Brasil: golpismo judicial
La justicia brasileña
emitirá hoy la sentencia definitiva en uno de los juicios por corrupción
que se siguen contra el ex presidente Luiz Inácio Lula Da Silva, quien
ayer declaró sentirse tranquilo, pero herido por la cantidad de mentiras
vertidas por la parte acusadora. Con la confirmación o anulación de la
condena tendrá lugar el desenlace judicial –aunque con seguridad no el
político– de la persecución emprendida por la derecha brasileña para
derribar al gobierno del Partido de los Trabajadores, primero, y, en la
actual fase de la embestida, deshacerse del más emblemático
representante de la agrupación citada.
El caso contra el ex mandatario presenta tantas inconsistencias que
no deja dudas de la motivación política. En primer lugar, porque su
evidencia central en el supuesto ocultamiento de la propiedad que Da
Silva ejerce sobre un departamento de lujo, en realidad siempre fue un
dato público: que en 2004 compró una participación en el edificio donde
se encuentra el inmueble impugnado, que su participación le permitía
ejercer la opción de compra de la residencia y que decidió no ejercer
ese derecho, como lo estipulaba el contrato correspondiente.Pero además, el procedimiento se encuentra viciado de origen dado que el juez que emitió la sentencia original, Sergio Moro, jugó también un papel central en las maniobras político-judiciales que llevaron a la destitución ilegal de la presidenta Dilma Rousseff el 31 de agosto de 2016.

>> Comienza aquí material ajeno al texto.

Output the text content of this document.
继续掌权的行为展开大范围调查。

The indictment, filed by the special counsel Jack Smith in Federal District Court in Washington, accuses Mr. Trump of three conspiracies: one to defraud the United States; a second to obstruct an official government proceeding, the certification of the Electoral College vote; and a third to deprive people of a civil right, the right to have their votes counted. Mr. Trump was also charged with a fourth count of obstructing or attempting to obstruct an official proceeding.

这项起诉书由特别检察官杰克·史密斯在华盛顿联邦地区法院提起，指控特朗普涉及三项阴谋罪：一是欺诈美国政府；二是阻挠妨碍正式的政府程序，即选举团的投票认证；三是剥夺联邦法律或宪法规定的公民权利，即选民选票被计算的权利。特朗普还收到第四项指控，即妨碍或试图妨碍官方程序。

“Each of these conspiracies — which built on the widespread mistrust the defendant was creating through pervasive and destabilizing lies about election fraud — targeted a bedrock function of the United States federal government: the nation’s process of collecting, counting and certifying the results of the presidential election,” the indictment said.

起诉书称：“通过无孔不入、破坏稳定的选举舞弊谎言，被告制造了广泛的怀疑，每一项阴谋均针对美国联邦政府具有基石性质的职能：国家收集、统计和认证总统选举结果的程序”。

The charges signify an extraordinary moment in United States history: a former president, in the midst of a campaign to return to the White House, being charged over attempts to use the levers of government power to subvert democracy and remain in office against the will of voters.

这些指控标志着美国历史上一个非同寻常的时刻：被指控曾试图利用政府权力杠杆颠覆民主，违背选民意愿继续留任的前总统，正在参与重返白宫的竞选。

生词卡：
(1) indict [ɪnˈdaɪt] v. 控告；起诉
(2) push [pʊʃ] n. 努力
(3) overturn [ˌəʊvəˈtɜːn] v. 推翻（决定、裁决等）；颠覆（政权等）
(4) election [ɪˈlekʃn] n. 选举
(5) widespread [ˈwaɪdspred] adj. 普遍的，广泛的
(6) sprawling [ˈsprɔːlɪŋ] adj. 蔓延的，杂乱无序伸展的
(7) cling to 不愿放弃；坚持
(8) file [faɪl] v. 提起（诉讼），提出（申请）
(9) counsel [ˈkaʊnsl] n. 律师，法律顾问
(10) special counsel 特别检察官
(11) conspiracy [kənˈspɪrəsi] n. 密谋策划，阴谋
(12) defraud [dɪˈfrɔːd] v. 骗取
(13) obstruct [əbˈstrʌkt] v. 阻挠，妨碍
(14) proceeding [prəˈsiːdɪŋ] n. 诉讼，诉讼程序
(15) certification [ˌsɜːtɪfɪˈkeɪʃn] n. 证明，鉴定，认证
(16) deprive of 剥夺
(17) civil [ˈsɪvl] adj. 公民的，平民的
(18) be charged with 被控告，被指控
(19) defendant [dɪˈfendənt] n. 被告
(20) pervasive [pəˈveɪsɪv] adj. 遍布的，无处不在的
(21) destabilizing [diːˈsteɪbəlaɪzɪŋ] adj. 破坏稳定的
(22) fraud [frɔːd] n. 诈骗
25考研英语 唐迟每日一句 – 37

Un último elemento, pero no menor, que pone al descubierto la
impresentable parcialidad de la justicia brasileña es el contraste entre
la acción expedita, en un caso en el que no existe prueba alguna,
frente a la pasividad con que se aborda la escandalosa corrupción del
presidente golpista Michel Temer, sobre cuyos ilícitos existen
evidencias tan contundentes como un audio en el cual pacta el pago de
sobornos con un magnate del sector agropecuario.
Si pese a la palmaria falta de evidencias el Tribunal Regional
Federal de la cuarta región de Porto Alegre ratifica la sentencia de
nueve años y medio de prisión que pesa desde julio pasado contra el
político que encabeza todas las encuestas rumbo a las elecciones
presidenciales de octubre, se habrá consumado la implantación de una
dictadura en el país más grande de América Latina mediante un pacto
mafioso entre los poderes del Estado.
Esta nueva fase del retroceso autoritario impuesto en la región
mediante diversas modalidades de golpes de Estado blandos –es decir, sin
protagonismo de las fuerzas armadas– constituye no sólo una ruptura de
cualquier atisbo democrático, sino una amenaza para todo el pueblo
brasileño, habida cuenta de que procesos de este tipo se ven
invariablemente acompañados por recortes drásticos a las libertades y
condiciones de vida de las mayorías.